The theoretical treatment of self-organization is based both on microscopic, as well as macroscopic phenomenological approaches. Of particular interest is the question, whether there are general principles of self-organization, irrespective of the nature of the individual parts of the system. In synergetics (Haken (2004)) such principles could be found, at least for self-organization of the first kind, as outlined above. They are based on general concepts, such as order parameters and the slaving principle (for details see article on synergetics). The main issue is the reduction of complexity. In large classes of systems their dynamics can be described by few order parameters. This serves also as a basis for the application of catastrophe theory (R. Thom (1975) with a fully deterministic approach; for stochastic models see L. Cobb (1978)), as well as of chaos theory because both theories are based on the use of few variables.

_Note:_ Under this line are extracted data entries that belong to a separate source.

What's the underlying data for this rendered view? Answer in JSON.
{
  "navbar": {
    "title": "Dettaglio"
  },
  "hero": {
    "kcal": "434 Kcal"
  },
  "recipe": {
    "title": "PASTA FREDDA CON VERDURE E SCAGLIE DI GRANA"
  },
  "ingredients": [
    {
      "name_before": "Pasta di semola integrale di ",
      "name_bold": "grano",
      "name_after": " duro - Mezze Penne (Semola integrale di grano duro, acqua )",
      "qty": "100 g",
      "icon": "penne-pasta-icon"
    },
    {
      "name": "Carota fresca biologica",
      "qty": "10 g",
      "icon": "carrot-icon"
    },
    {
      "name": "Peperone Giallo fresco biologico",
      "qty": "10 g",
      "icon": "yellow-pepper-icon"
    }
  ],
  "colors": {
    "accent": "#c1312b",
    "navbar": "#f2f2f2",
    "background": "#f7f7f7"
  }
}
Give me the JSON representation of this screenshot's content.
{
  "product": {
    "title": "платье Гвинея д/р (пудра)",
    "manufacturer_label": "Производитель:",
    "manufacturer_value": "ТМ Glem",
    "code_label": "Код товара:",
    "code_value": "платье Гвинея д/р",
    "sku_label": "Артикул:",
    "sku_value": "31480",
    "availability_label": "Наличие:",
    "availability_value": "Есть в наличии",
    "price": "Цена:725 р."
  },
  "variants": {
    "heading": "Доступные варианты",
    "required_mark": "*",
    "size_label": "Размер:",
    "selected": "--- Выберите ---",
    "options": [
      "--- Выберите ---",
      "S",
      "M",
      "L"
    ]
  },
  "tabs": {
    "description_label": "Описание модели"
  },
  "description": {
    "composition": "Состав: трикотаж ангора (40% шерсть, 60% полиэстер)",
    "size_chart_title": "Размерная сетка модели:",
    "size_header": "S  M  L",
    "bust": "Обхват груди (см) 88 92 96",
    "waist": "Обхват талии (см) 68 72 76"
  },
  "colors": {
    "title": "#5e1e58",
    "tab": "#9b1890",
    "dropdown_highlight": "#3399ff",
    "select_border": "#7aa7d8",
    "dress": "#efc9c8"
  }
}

The mathematical theory of synergetics provides an algorithm by which the order parameters and their (low dimensional) equations can be derived, provided the basic microscopic equations are known, and it allows one to formulate model equations in terms of order parameters if the basic equations are unknown.

While the principles unearthed by synergetics (which comes close to the spirit of dynamic systems theory) are of a rather abstract nature, another line of thought stresses the interpretation of the mechanisms (or principles) underlying self-organization. They can be traced back to cybernetics with its concepts of positive and negative feedback. According to Erdi (see also Erdi (2008)) behind many (if not all) self-organizing phenomena there is a balance between positive and negative feedback, or as H. Meinhardt (2008) (see also Gierer and Meinhardt (1972)) puts it, “self-enhancement balanced by an antagonistic reaction”. A few examples, suggested by these authors, may suffice here:

Examples 1

(based on Érdi, P: Complexity Explained, Springer 2007)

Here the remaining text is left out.